University of California San Diego doctoral student John C. Dulin, under the direction of Dr. Joel Robbins, will conduct social scientific research on the relationship between religious conflict and the use of geographic space. While both religious conflict and territorial competition frequently co-occur, this research will be the first to focus on the particular trajectory of conflict in relation to variability in the use of space. The research will be conducted in the town of Gondar, in northwest Ethiopia, a traditional center of Ethiopian Orthodoxy and the site recent outbreaks of religious violence. The Gondor religious field contains a multiplicity of religions, which allows the researcher to examine the distinct ways each relates to space and how that has shaped the course of religious conflict. In particular, he will test the hypothesis that differences in spatial practices rather than sectarian differences explain the greater rates of violent conflict between some religious groups and not others.
The researcher will conduct 24 months of fieldwork in Gondor, collecting data with a mixture of social scientific methods including: qualitative interviewing, archival research, and the mapping of religious space and religious conflicts using Global Positioning Systems (GPS).

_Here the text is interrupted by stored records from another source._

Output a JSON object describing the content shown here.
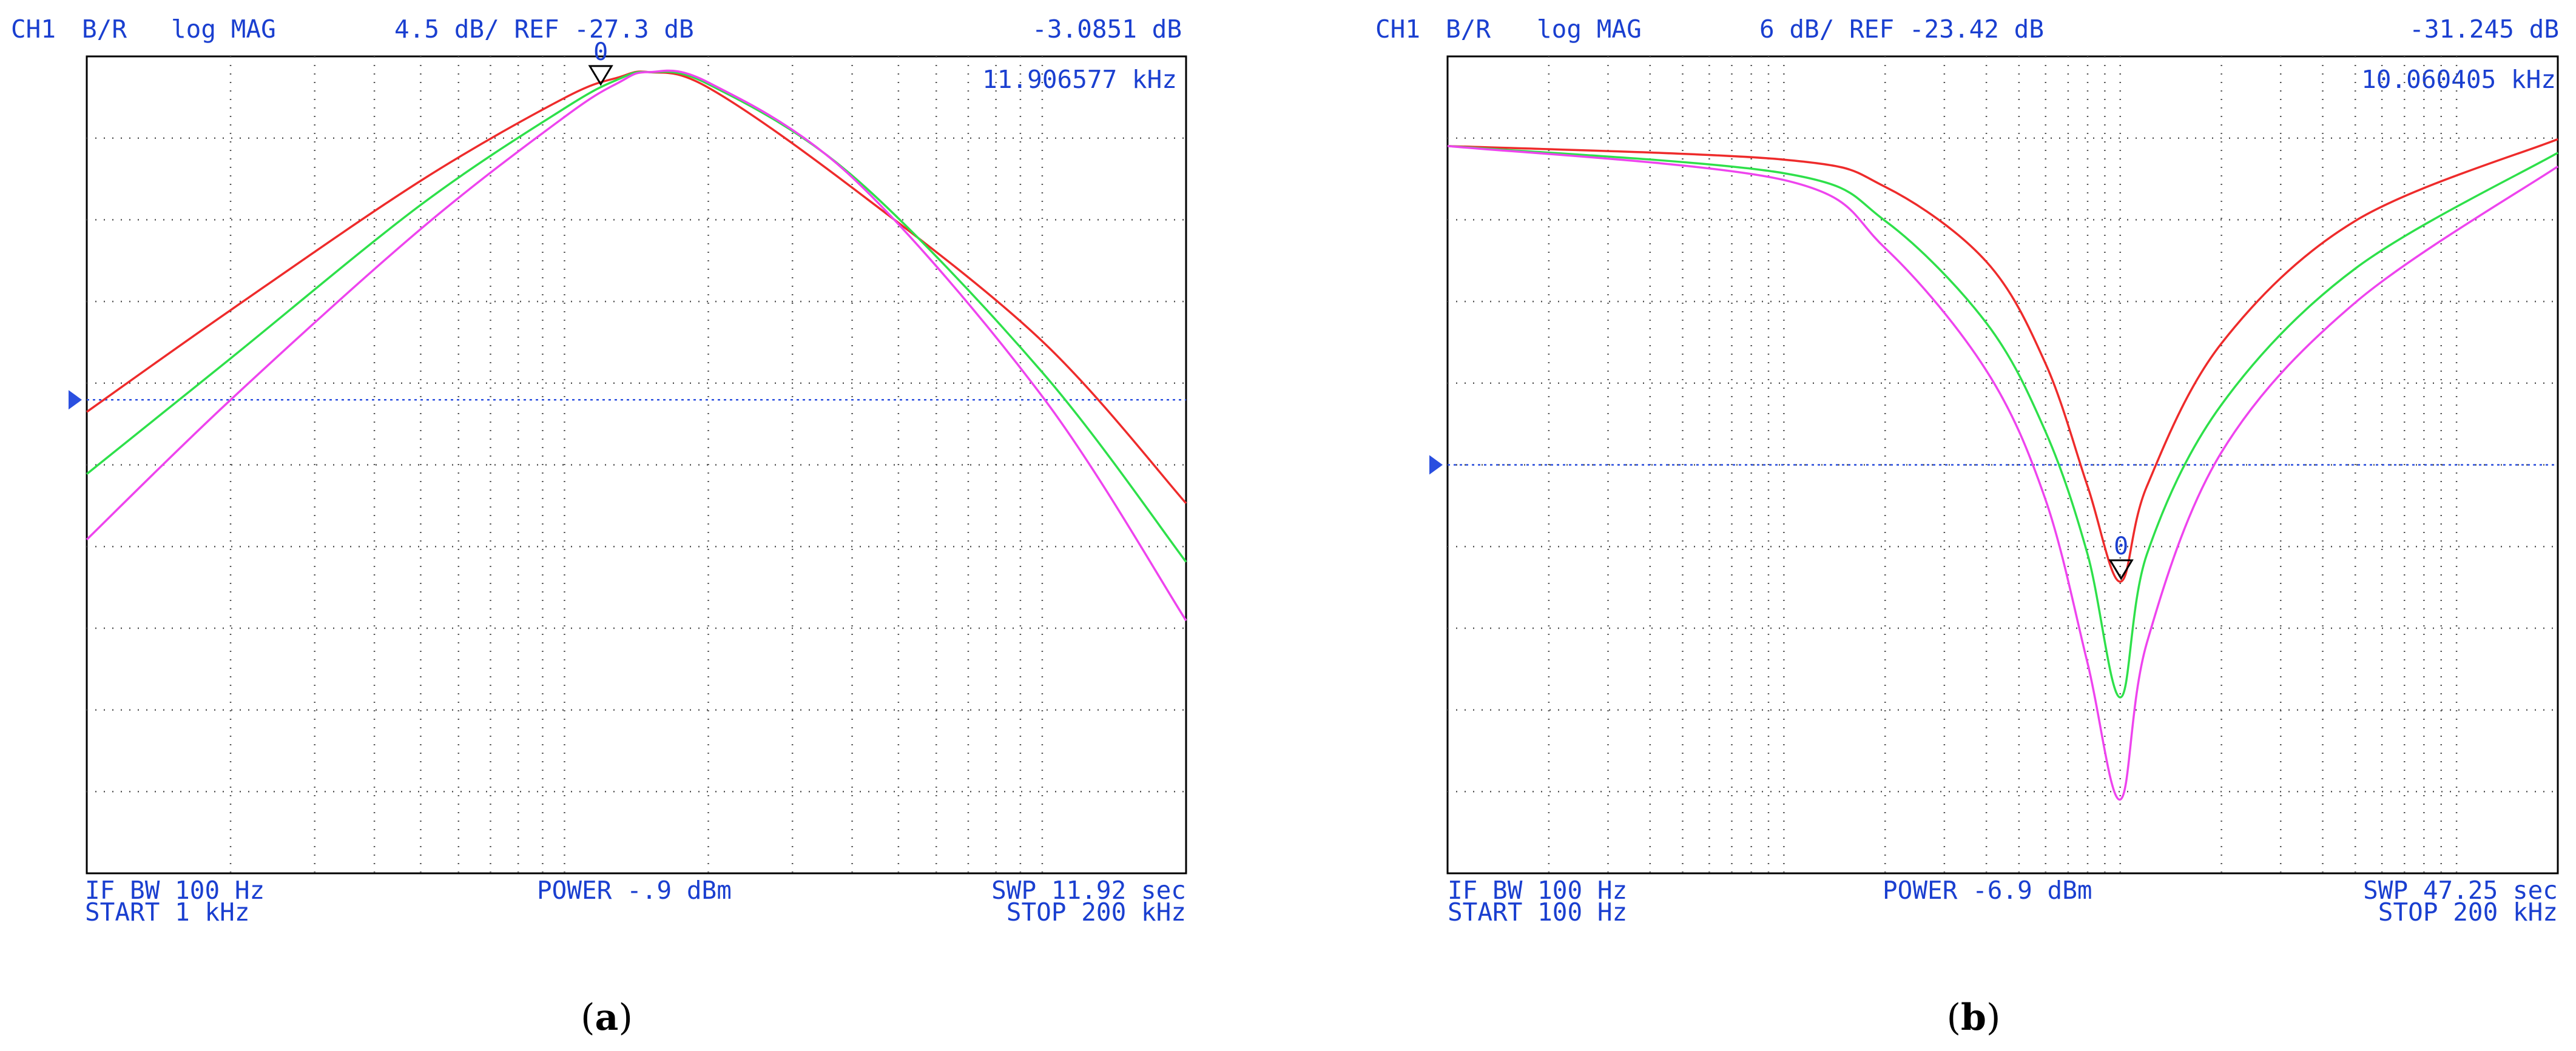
{
  "panels": [
    {
      "caption": "a",
      "header": {
        "channel": "CH1",
        "measure": "B/R",
        "format": "log MAG",
        "scale": "4.5 dB/ REF -27.3 dB",
        "marker_value": "-3.0851 dB"
      },
      "marker_freq": "11.906577 kHz",
      "marker_label": "0",
      "footer": {
        "ifbw": "IF BW 100 Hz",
        "start": "START  1 kHz",
        "power": "POWER -.9 dBm",
        "swp": "SWP  11.92 sec",
        "stop": "STOP  200 kHz"
      }
    },
    {
      "caption": "b",
      "header": {
        "channel": "CH1",
        "measure": "B/R",
        "format": "log MAG",
        "scale": "6 dB/ REF -23.42 dB",
        "marker_value": "-31.245 dB"
      },
      "marker_freq": "10.060405 kHz",
      "marker_label": "0",
      "footer": {
        "ifbw": "IF BW 100 Hz",
        "start": "START  100 Hz",
        "power": "POWER -6.9 dBm",
        "swp": "SWP  47.25 sec",
        "stop": "STOP  200 kHz"
      }
    }
  ],
  "colors": {
    "text": "#1a3fd0",
    "grid": "#555555",
    "ref_line": "#2a4fe0",
    "red": "#ee2b2b",
    "green": "#2ee04a",
    "magenta": "#ee44ee"
  },
  "chart_data": [
    {
      "type": "line",
      "x_scale": "log",
      "x_unit": "Hz",
      "xlim": [
        1000,
        200000
      ],
      "y_unit": "dB",
      "scale_per_div": 4.5,
      "ref_value": -27.3,
      "ref_division_from_top": 6.2,
      "ylim": [
        -54.75,
        -7.39
      ],
      "series": [
        {
          "color": "red",
          "x": [
            1000,
            2000,
            5000,
            10000,
            13000,
            15000,
            20000,
            40000,
            100000,
            200000
          ],
          "y": [
            -28.0,
            -22.1,
            -14.6,
            -9.8,
            -8.6,
            -8.3,
            -9.2,
            -15.0,
            -23.9,
            -33.3
          ]
        },
        {
          "color": "green",
          "x": [
            1000,
            2000,
            5000,
            10000,
            13000,
            15000,
            20000,
            40000,
            100000,
            200000
          ],
          "y": [
            -31.6,
            -24.9,
            -16.0,
            -10.4,
            -8.7,
            -8.3,
            -9.0,
            -14.3,
            -25.7,
            -36.7
          ]
        },
        {
          "color": "magenta",
          "x": [
            1000,
            2000,
            5000,
            10000,
            13000,
            15000,
            20000,
            40000,
            100000,
            200000
          ],
          "y": [
            -35.4,
            -27.3,
            -17.4,
            -10.9,
            -8.9,
            -8.3,
            -8.9,
            -14.4,
            -27.1,
            -40.1
          ]
        }
      ],
      "marker": {
        "x": 11906.577,
        "y": -3.0851
      }
    },
    {
      "type": "line",
      "x_scale": "log",
      "x_unit": "Hz",
      "xlim": [
        100,
        200000
      ],
      "y_unit": "dB",
      "scale_per_div": 6,
      "ref_value": -23.42,
      "ref_division_from_top": 5.0,
      "ylim": [
        -53.42,
        6.58
      ],
      "series": [
        {
          "color": "red",
          "x": [
            100,
            1000,
            2000,
            4000,
            6000,
            8000,
            10000,
            12000,
            20000,
            50000,
            200000
          ],
          "y": [
            0.0,
            -1.0,
            -3.0,
            -8.5,
            -16.0,
            -25.0,
            -32.0,
            -25.0,
            -14.5,
            -5.5,
            0.5
          ]
        },
        {
          "color": "green",
          "x": [
            100,
            1000,
            2000,
            4000,
            6000,
            8000,
            10000,
            12000,
            20000,
            50000,
            200000
          ],
          "y": [
            0.0,
            -2.0,
            -5.5,
            -13.0,
            -21.0,
            -30.0,
            -40.5,
            -30.0,
            -19.0,
            -9.0,
            -0.5
          ]
        },
        {
          "color": "magenta",
          "x": [
            100,
            1000,
            2000,
            4000,
            6000,
            8000,
            10000,
            12000,
            20000,
            50000,
            200000
          ],
          "y": [
            0.0,
            -2.5,
            -7.5,
            -16.5,
            -26.0,
            -38.0,
            -48.0,
            -36.5,
            -22.5,
            -11.5,
            -1.5
          ]
        }
      ],
      "marker": {
        "x": 10060.405,
        "y": -31.245
      }
    }
  ]
}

This project is important because it will further develop anthropological theories of religious conflict, which acknowledge that many conflicts center on the religious use of space, but do not articulate the relationship between the particular trajectory of an instance of religious conflict and the specific form of the antagonists' religious use of space. On a more practical level, by getting at the underlying reasons for space-related conflict, findings from this research might inform practices and policy for reducing conflict. Funding this research also supports the education of a graduate student.